We hereby invite you to the opening of the exhibition

Frederik Busch – German Business Plants


Thursday October 11th, 7PM
GUDBERG NERGER
Poolstraße 8, 20355 Hamburg

Frederik Busch will give an artist talk at 8pm and sign books as well as the limited collectors edition.
A selection of thirty framed prints from the German Business Plants  project will be up for display from October 11th to the 15th at Gudberg Nerger in Hamburg.

 

About German Business Plants

The daily work routine of post-industrial society reveals an inexhaustible supply of stories and images; whether as sitcoms, as critical editorials or as government office statistics, sources from which we should learn about the socio-political and economic conditions of today’s working people. Often it is about disclosures, about situations that can be humiliating or unfair, yet brushed off as “normal” in everyday life or even taboo - such as bullying, discrimination, exploitation or self-exploitation. Thus the point is about allowing people to open themselves for discussion, those who previously remained silent because their stories may have somewhat rocked the “smooth operations” and balance of power. But what we all too often forget is that humans are not the only entities in the functioning office. Cacti, dracaena trees and scheffleras populate medical practices and law firms, advertising and job agencies, in order to bring a little “life” between the stacks of files and the computer screens.
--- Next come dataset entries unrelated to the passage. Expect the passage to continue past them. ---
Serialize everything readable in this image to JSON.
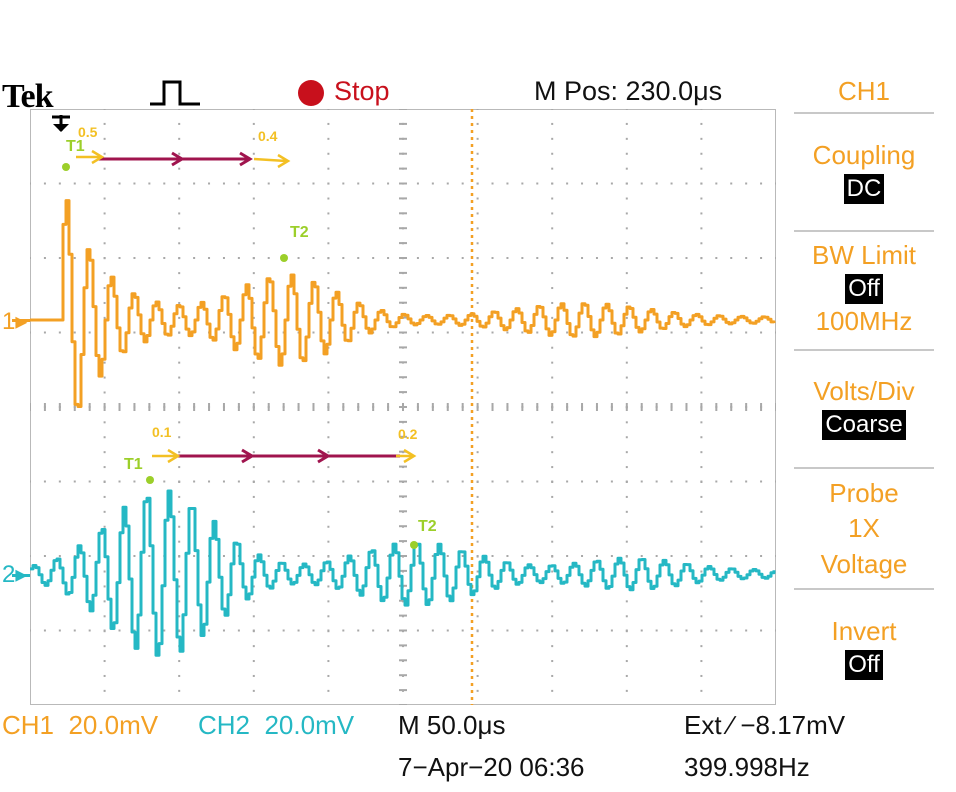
{
  "header": {
    "brand": "Tek",
    "trigger_icon": "square-pulse-icon",
    "run_state": "Stop",
    "m_pos": "M Pos: 230.0μs"
  },
  "side_menu": {
    "title": "CH1",
    "items": [
      {
        "label": "Coupling",
        "value": "DC",
        "sub": ""
      },
      {
        "label": "BW Limit",
        "value": "Off",
        "sub": "100MHz"
      },
      {
        "label": "Volts/Div",
        "value": "Coarse",
        "sub": ""
      },
      {
        "label": "Probe",
        "value": "",
        "sub": "1X\nVoltage"
      },
      {
        "label": "Invert",
        "value": "Off",
        "sub": ""
      }
    ]
  },
  "markers": {
    "ch1": "1",
    "ch2": "2"
  },
  "annotations": {
    "ch1_start": "0.5",
    "ch1_end": "0.4",
    "ch2_start": "0.1",
    "ch2_end": "0.2",
    "t1": "T1",
    "t2": "T2"
  },
  "status": {
    "ch1_label": "CH1",
    "ch1_scale": "20.0mV",
    "ch2_label": "CH2",
    "ch2_scale": "20.0mV",
    "timebase": "M 50.0μs",
    "trigger": "Ext ∕ −8.17mV",
    "date": "7−Apr−20 06:36",
    "frequency": "399.998Hz"
  },
  "colors": {
    "ch1": "#f3a024",
    "ch2": "#25b8c4",
    "stop": "#c8101c",
    "annotation_arrow": "#a0144e",
    "annotation_dot": "#9ccf2a"
  }
}
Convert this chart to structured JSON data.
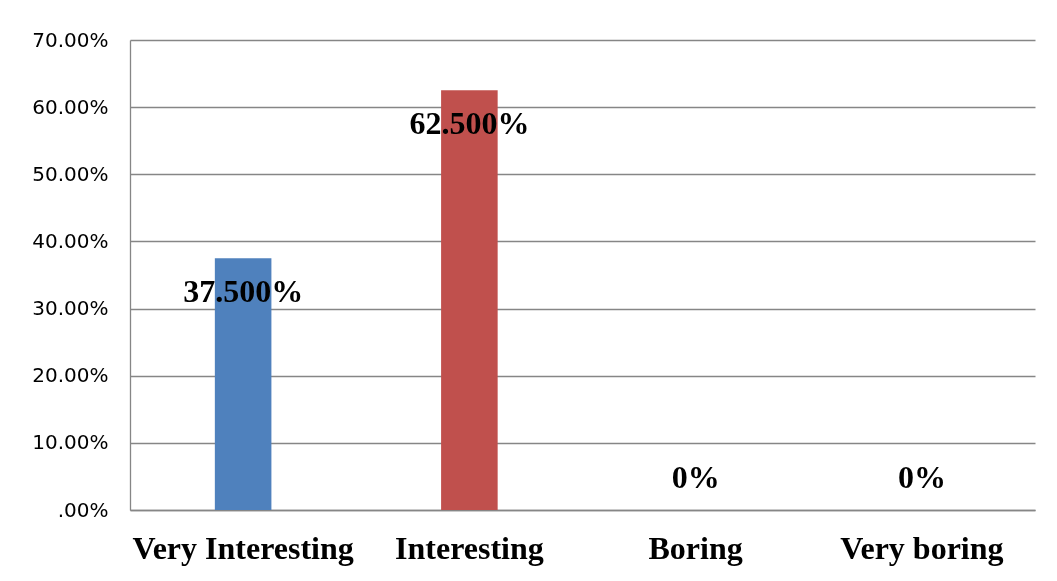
{
  "chart_data": {
    "type": "bar",
    "categories": [
      "Very Interesting",
      "Interesting",
      "Boring",
      "Very boring"
    ],
    "values": [
      37.5,
      62.5,
      0,
      0
    ],
    "colors": [
      "#4f81bd",
      "#c0504d",
      "#9bbb59",
      "#8064a2"
    ],
    "value_labels": [
      "37.500%",
      "62.500%",
      "0%",
      "0%"
    ],
    "ylim": [
      0,
      70
    ],
    "yticks": [
      {
        "value": 0,
        "label": ".00%"
      },
      {
        "value": 10,
        "label": "10.00%"
      },
      {
        "value": 20,
        "label": "20.00%"
      },
      {
        "value": 30,
        "label": "30.00%"
      },
      {
        "value": 40,
        "label": "40.00%"
      },
      {
        "value": 50,
        "label": "50.00%"
      },
      {
        "value": 60,
        "label": "60.00%"
      },
      {
        "value": 70,
        "label": "70.00%"
      }
    ],
    "grid": "y"
  }
}
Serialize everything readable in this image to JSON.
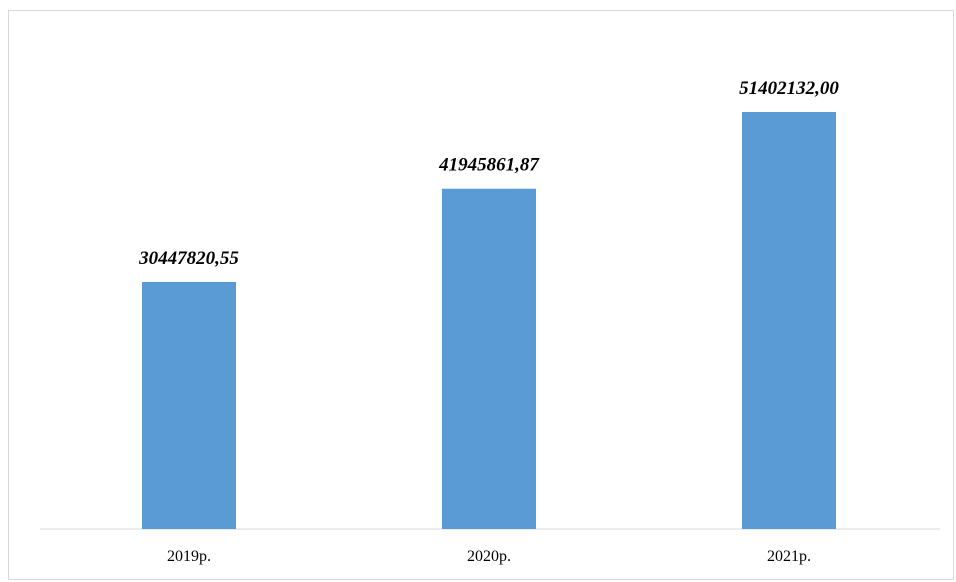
{
  "chart_data": {
    "type": "bar",
    "title": "",
    "xlabel": "",
    "ylabel": "",
    "categories": [
      "2019р.",
      "2020р.",
      "2021р."
    ],
    "values": [
      30447820.55,
      41945861.87,
      51402132.0
    ],
    "data_labels": [
      "30447820,55",
      "41945861,87",
      "51402132,00"
    ],
    "ylim": [
      0,
      60000000
    ],
    "grid": false,
    "legend": "none",
    "bar_color": "#5b9bd5",
    "axis_color": "#d9d9d9"
  }
}
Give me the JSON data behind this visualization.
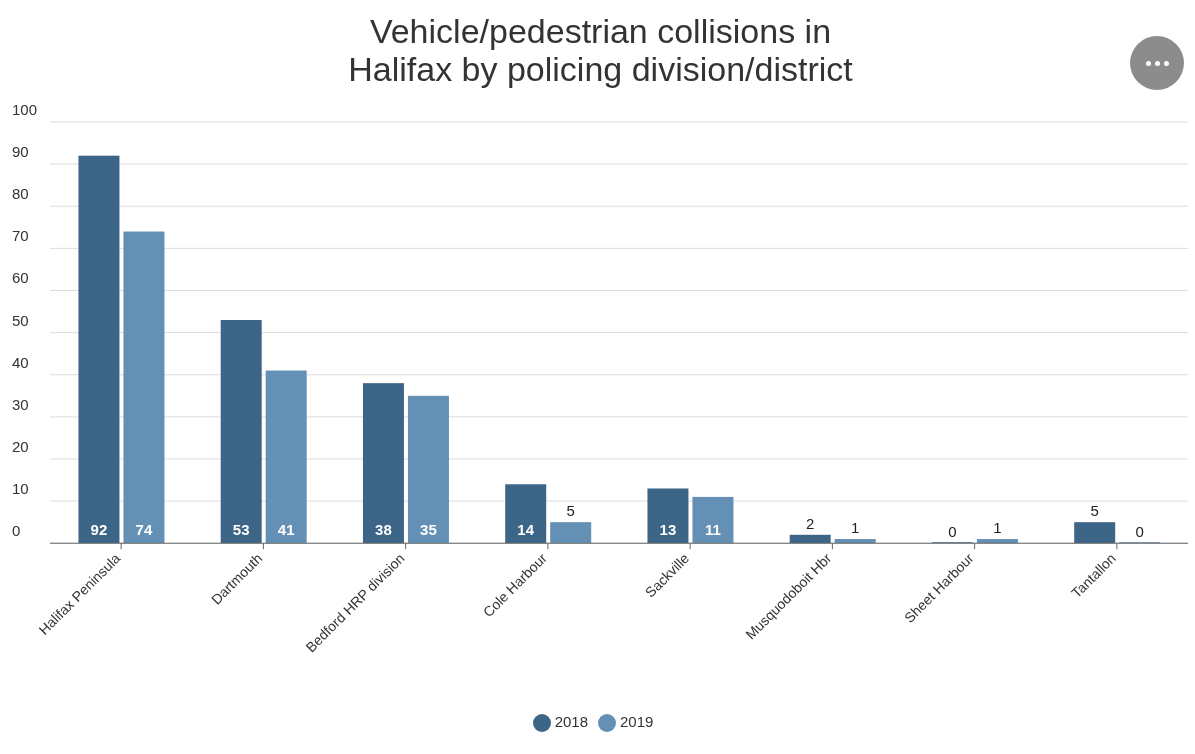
{
  "chart_data": {
    "type": "bar",
    "title": "Vehicle/pedestrian collisions in\nHalifax by policing division/district",
    "categories": [
      "Halifax Peninsula",
      "Dartmouth",
      "Bedford HRP division",
      "Cole Harbour",
      "Sackville",
      "Musquodoboit Hbr",
      "Sheet Harbour",
      "Tantallon"
    ],
    "series": [
      {
        "name": "2018",
        "color": "#3d6587",
        "values": [
          92,
          53,
          38,
          14,
          13,
          2,
          0,
          5
        ]
      },
      {
        "name": "2019",
        "color": "#6590b5",
        "values": [
          74,
          41,
          35,
          5,
          11,
          1,
          1,
          0
        ]
      }
    ],
    "ylim": [
      0,
      100
    ],
    "yticks": [
      0,
      10,
      20,
      30,
      40,
      50,
      60,
      70,
      80,
      90,
      100
    ],
    "grid": "y",
    "legend": "bottom",
    "data_labels": true
  }
}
That these are in fact living organisms is a reality all but ignored. Office plants often end up as mere things, their right to substenance - that little bit of water - is hardly taken seriously. Even less so the right to beauty when they are practically dried-out, shoved in a corner and are only able to reach necessary sunlight via contorted growth - this is in fact, not far from the alienation and interchangeability of the “overachieving” of people in their daily work routine. In his photo series “Business Plants” Frederik Busch shows us portraits of such plants in their operative states. Portraits which discover office-botany with proper names and brief characterizations, and in which we quickly realize that these plants are indeed “also only human beings”, their tragicomic existence interwoven in everyday questions about relationships, music and fitness. That their daily life is not designed all that paradisiacally, is unquestionable. The humoristic approach that Frederik Busch has chosen allows us however, to confront these plants as individuals, simply as fellow creatures and not just merely things that submit to the civilizational superiority of the human species.